Understanding Wrongful Death Claims

By Anu Malhotra | March 19, 2018

Dealing with the loss of a loved one is never easy, but dealing with a sudden loss can be even more difficult, especially if families are left trying to sort through new and large financial responsibilities.

‘Wrongful death’ is a term applied to a situation where a death ought not to have happened. When a wrongful death is the result of a motor vehicle accident, there are several claims  available to help decrease the financial burden for grieving families.

Statutory Accident Benefits

Statutory Accident Benefits, also referred to as “no fault benefits”, can provide compensation to a victim’s family by the victim’s own motor vehicle insurance company regardless of who was at fault for the accident.

This includes death benefits for the spouse and children, up to $6,000 for funeral costs, and other claims such as grief counselling or prescribed medication for family members as a result of the accident. In some circumstances, family members can make a claim for Income Replacement Benefits if they are unable to return to work due to a death in the family.

Tort claims

A tort claim is a civil lawsuit that the victim’s family can file if someone else was at fault for the accident which resulted in the passing of their family member. In order for this type of case to proceed, negligence of the defendant must be proven showing their acts or omissions were the  cause of the fatality.
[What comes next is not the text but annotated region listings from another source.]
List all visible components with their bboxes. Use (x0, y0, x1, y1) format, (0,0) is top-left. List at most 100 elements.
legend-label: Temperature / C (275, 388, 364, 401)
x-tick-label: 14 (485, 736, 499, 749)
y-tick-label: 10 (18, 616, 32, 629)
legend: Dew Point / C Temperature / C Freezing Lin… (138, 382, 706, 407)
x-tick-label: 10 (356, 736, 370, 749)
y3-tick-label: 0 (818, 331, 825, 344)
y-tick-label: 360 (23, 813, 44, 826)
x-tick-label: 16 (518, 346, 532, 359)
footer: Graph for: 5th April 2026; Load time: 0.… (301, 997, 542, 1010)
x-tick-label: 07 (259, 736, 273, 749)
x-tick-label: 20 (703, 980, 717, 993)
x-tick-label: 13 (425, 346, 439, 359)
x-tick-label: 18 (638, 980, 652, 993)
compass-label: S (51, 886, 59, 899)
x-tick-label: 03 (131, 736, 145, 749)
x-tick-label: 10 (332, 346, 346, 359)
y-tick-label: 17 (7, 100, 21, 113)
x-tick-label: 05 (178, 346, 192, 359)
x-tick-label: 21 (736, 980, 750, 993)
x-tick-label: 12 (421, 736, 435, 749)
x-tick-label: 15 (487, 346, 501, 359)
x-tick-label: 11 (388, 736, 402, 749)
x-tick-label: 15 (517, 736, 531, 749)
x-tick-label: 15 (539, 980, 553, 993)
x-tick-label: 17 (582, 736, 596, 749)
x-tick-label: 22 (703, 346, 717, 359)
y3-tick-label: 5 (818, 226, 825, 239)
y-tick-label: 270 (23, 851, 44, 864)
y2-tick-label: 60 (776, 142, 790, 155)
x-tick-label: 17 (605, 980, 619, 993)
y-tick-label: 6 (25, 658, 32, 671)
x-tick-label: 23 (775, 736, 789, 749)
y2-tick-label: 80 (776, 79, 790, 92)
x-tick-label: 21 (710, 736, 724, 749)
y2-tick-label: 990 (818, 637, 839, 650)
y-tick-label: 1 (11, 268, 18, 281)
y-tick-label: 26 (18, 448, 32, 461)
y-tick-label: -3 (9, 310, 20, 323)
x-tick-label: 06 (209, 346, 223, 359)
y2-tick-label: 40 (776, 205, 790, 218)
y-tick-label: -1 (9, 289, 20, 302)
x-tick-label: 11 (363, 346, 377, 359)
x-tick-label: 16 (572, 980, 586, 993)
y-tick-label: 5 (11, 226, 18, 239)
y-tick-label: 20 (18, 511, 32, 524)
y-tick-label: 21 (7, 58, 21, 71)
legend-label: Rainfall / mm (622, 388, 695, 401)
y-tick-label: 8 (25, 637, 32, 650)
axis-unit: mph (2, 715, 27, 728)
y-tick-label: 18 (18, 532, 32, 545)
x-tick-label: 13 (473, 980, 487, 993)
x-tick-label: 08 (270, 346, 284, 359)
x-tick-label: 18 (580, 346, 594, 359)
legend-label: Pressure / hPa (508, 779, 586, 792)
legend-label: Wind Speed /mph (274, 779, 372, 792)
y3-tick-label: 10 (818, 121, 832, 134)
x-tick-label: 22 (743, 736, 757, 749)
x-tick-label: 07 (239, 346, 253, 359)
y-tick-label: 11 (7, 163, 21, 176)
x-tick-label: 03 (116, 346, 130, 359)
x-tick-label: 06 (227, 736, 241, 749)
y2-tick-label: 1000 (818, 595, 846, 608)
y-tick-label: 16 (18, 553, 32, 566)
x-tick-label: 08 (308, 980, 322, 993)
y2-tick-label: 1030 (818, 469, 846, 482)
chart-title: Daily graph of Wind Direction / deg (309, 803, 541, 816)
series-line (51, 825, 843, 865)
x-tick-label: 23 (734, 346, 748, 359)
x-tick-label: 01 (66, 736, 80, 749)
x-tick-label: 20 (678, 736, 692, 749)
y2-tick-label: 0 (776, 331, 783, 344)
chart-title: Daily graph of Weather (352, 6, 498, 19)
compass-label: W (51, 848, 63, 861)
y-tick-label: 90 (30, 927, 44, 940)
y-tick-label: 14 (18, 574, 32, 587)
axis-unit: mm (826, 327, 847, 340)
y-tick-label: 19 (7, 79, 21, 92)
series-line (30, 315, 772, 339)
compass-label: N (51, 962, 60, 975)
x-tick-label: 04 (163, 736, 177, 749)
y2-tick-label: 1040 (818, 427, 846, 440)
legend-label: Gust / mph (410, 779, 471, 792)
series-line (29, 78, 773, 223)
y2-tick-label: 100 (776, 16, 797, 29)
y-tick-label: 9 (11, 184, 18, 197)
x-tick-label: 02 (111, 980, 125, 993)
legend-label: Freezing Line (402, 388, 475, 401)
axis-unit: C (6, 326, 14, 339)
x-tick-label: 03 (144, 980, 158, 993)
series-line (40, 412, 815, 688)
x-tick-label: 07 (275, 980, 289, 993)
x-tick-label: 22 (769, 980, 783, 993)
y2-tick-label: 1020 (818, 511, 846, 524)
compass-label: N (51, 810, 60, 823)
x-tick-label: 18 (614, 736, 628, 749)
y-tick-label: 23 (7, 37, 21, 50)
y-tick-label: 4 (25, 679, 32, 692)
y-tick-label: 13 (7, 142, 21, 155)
Under a tort claim, compensation can be provided for several types of damages, including the following:

  • Loss of care, companionship and guidance: This compensation is provided to family members for their loss, where compensation is based on their relationship with the victim such as how often they saw the victim, and the nature of the relationship.
  • Pecuniary damages: This compensation is provided for monetary costs directly related to the fatality such as extra funeral benefits.
  • Dependency claim: This compensation is provided to family members such as the spouse and children who were dependent on the victim. Compensation is based on a multitude of factors including, but not limited to, the victim’s age, health, family contribution, etc.
  • Loss of services: This compensation is provided on the basis of services lost. A spouse or family member often takes an active role without monitory gain, such as driving the kids to school, cleaning the house, etc. that would have a monitory value if someone had to be hired to replace these roles.
  • Pain and suffering: This compensation is provided to the estate  of the victim, if the victim was in pain and suffered  before their passing.

Within the province of Ontario, a family wishing to make a wrongful death claim must do so within two years of the accident. This timeline is important to note as there is extensive preparation involved to ensuring a successful claim.